Franke’s concern with inerrancy as formulated in the Chicago Statement on Biblical Inerrancy (CSBI) is that it has been used in such a way to silence the plurality of voices in Scripture in order to formulate a central system in which one must resolve all incoherent or seemingly contradictory statements in Scripture. He explains:
I have often been dismayed by many of the ways in which inerrancy has commonly been used in biblical interpretation, theology, and the life of the church, as though it served as some kind of panacea for resolving difficult and complex questions related to Christian faith and life in the world.
He is further concerned by the way inerrancy has been used to judge who is “in” and who is “out of” evangelicalism. He also does not think that inerrancy does not express “the core idea of the authority of Scripture as a witness to the mission of God.”
He says that inerrancy should:
[P]reserve the dynamic plurality contained in the texts of Scripture by ensuring that no portion of the biblical narrative can properly be disregarded or eclipsed because it is perceived as failing to conform to a larger pattern of systematic unity.
Franke’s argument rests upon his doctrine of God. He maintains the creator-creation distinction. Who God is cannot be ascertained without knowing what God does. God is therefore a being-in-act. God is love; the Trinity has eternally existed in a relationship of mutual love. God is missional. He demonstrates his love by the Father sending his Son and the Father and Son sending the Spirit.
Language is a social-cultural construct and is not able to completely describe the eternal, universal God.
As such, each language, is a particular conceptual scheme that lacks the capacity and universality required to provide a description of God or ultimate truth that can be thought of as absolute.
Since God is wholly-other, the language used to describe God is perspectival in nature. Scripture contains many voices, in their unique social cultural construction, describe God’s revelation. Scripture is a witness to that revelation.
Scripture is not static, however. Scripture, as Franke cites Goldingay, “calls a new world into being.” Franke caveats with this statement:
However, the point needs to be stressed here is that this capacity for world construction, while bound closely to the text, does not lie in the text itself. Instead this result is ultimately the work of the Spirit speaking in and through the text as the instrumentality of world creation.
The Spirit through the means of Scripture seeks to transform the world into the ideal world.

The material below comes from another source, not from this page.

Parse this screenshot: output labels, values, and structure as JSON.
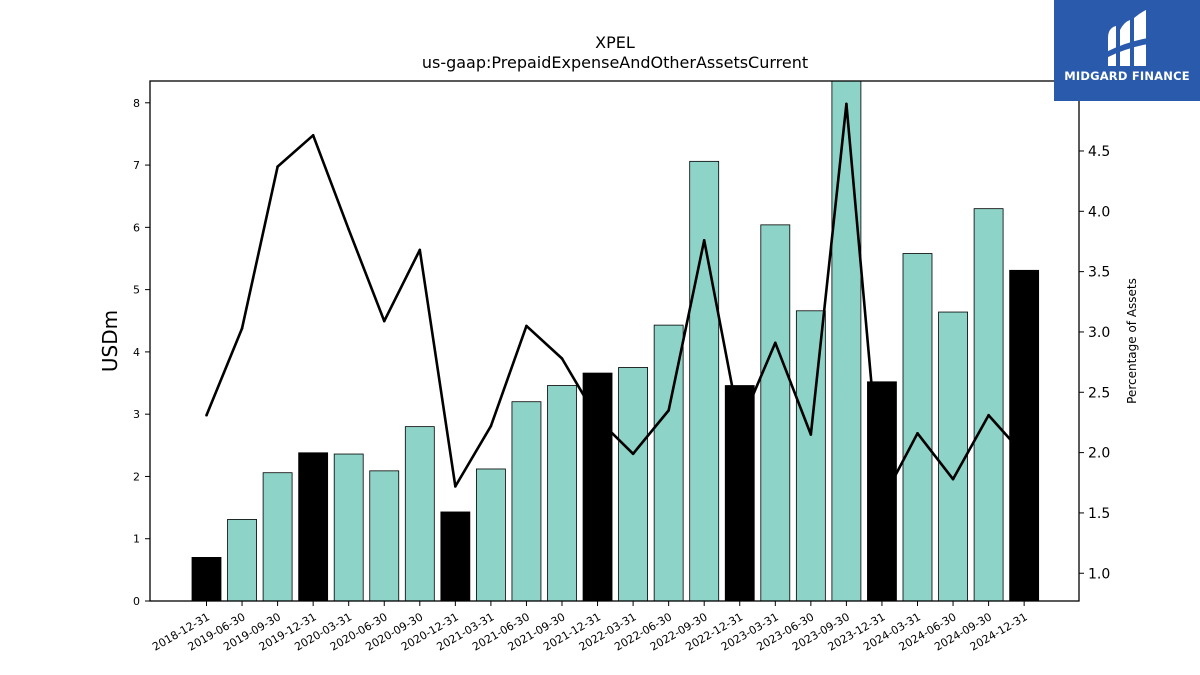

Inerrancy, as cited above, ought not to transform the text into something that it is not. Scripture is a collection of witnesses to God’s revelation. One voice is not allowed to dominate: “Inerrancy means that none of the texts of Scripture should be forced into conformity with others for the sake of systematic unity.” No one should try to construct a single system of theology since such an idea runs counter to the way the God revealed himself to humanity.
While I think Franke is right in that we must be careful not to subordinate the voices of Scripture to each other. Proof-texting is one the ways in which Scripture has been take captive and put into service in a foreign context in which it was not born to serve. Such hermeneutics have created a “diaspora” of verses to elucidate systematic formulas.
I do have two major concerns. First, I do not know how we judge when a witness is faithful or not. I don’t see how we are allowed to say “true” or “untrue” if truth does not have some relationship with, for lack of a better term, “the real world.” Secondly, Franke does not really define inerrancy. I know what it should do, but I don’t know what it actually is. I would like to know!